December marks the end of a geographic pilot project, managed by Cybera, that improves researcher access to international environmental data drawn from more than 60,000 sensors and 2,800 web map servers. The Geospatial Cyberinfrastructure for Environmental Sensing (GeoCENS) project was created in 2009 as a 3D platform that enables researchers and citizens to gain access to, and share insights on, the Earth's climatic, hydrologic, and biotic systems and processes. The $1.1 million system was funded through CANARIE's Network-Enabled Platforms (NEP) Program.
The GeoCENS cloud-based web platform collects and shares live and archived geographic data covering a range of topics, from soil erosion and ice thickness, to animal migration. This information is accessible through a virtual globe — similar to Google Earth and can be downloaded, analyzed and compared to other data sets. The open system works with a variety of data types, and enables researchers in the field to remotely upload their findings as they happen, both quickly and easily. The GeoCENS technology also allows for different applications to be built upon it, such as precision agriculture, groundwater monitoring, fleet management, or smart home maintenance.
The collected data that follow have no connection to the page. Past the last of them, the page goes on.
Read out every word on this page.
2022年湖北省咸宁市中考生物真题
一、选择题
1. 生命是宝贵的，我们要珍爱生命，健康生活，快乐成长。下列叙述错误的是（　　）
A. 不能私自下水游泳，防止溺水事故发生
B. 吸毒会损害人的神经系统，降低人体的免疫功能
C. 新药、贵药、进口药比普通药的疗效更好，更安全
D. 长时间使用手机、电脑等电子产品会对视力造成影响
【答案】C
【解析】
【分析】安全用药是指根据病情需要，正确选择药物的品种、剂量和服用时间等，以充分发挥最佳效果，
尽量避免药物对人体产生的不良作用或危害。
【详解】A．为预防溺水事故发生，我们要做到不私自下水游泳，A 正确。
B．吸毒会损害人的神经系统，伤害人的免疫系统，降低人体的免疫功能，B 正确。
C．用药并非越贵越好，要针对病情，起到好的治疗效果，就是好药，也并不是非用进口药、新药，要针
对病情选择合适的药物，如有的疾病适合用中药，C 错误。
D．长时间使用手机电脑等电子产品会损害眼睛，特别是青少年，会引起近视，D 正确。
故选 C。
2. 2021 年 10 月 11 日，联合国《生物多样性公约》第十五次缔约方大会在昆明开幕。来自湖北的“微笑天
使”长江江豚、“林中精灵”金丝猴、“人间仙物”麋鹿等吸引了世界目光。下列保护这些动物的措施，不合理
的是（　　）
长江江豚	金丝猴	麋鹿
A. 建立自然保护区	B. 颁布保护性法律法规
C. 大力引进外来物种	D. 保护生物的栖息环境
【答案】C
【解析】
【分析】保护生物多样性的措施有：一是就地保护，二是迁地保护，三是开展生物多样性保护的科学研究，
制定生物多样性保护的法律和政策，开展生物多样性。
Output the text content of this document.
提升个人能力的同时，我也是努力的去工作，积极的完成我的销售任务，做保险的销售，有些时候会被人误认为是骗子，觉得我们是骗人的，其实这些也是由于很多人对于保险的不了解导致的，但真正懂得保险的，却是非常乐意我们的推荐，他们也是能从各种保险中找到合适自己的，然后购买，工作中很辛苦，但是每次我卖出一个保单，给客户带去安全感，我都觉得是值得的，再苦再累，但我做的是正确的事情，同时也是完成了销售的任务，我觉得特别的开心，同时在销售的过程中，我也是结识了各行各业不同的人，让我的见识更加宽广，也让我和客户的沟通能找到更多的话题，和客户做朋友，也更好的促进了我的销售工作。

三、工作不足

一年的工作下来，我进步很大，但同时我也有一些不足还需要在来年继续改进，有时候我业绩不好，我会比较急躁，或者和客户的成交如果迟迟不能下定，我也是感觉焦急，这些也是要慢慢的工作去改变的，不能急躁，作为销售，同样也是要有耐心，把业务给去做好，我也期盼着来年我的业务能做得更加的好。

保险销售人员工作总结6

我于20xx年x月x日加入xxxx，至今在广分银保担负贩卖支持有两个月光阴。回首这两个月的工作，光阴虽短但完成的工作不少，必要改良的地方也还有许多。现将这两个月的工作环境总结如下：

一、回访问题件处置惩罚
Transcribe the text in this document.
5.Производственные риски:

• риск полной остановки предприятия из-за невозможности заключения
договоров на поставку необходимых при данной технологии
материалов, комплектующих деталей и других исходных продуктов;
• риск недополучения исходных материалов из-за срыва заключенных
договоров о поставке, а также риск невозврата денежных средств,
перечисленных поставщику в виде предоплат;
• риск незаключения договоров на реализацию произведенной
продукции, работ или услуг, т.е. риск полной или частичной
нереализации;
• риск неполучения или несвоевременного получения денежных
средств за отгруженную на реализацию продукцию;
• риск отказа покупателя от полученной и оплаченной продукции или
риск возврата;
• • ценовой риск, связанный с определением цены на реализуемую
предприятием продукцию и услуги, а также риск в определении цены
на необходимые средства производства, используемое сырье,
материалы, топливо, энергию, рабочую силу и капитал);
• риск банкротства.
"GeoCENS is changing the way scientists collect and collaborate on environmental sensing data," says Steve Liang, Assistant Professor in the Department of Geomatics Engineering at the University of Calgary, and Co-Principal Investigator for GeoCENS. He credits Cybera with providing the expertise and management support to help get GeoCENS off the ground. "Cybera has not only coordinated our activities and applications, but has also introduced the GeoCENS project to an international audience. Several organizations have now decided to adopt GeoCENS as their online platform for connecting, managing and sharing sensor data," Liang adds.
"Cybera is proud to have participated in the GeoCENS project, and looks forward to its evolution as an environmental monitoring tool for scientists and engaged citizens," says Robin Winsor, President and CEO of Cybera. "Enabling new discoveries and making Alberta the centre for leading-edge research is a major focus of Cybera's mandate, as we seek to spur and support innovation as an economic driver for the province."
The GeoCENS project recently received additional funding from CANARIE's NEP Maintenance Program, which will be used to continue its development until March 2012. "Advanced research projects such as GeoCENS are helping keep Canada at the forefront of innovation," says Jim Roche, President and CEO of CANARIE. "This web platform is an example of how the CANARIE network is actively contributing to higher rates of productivity in Canada's research fields."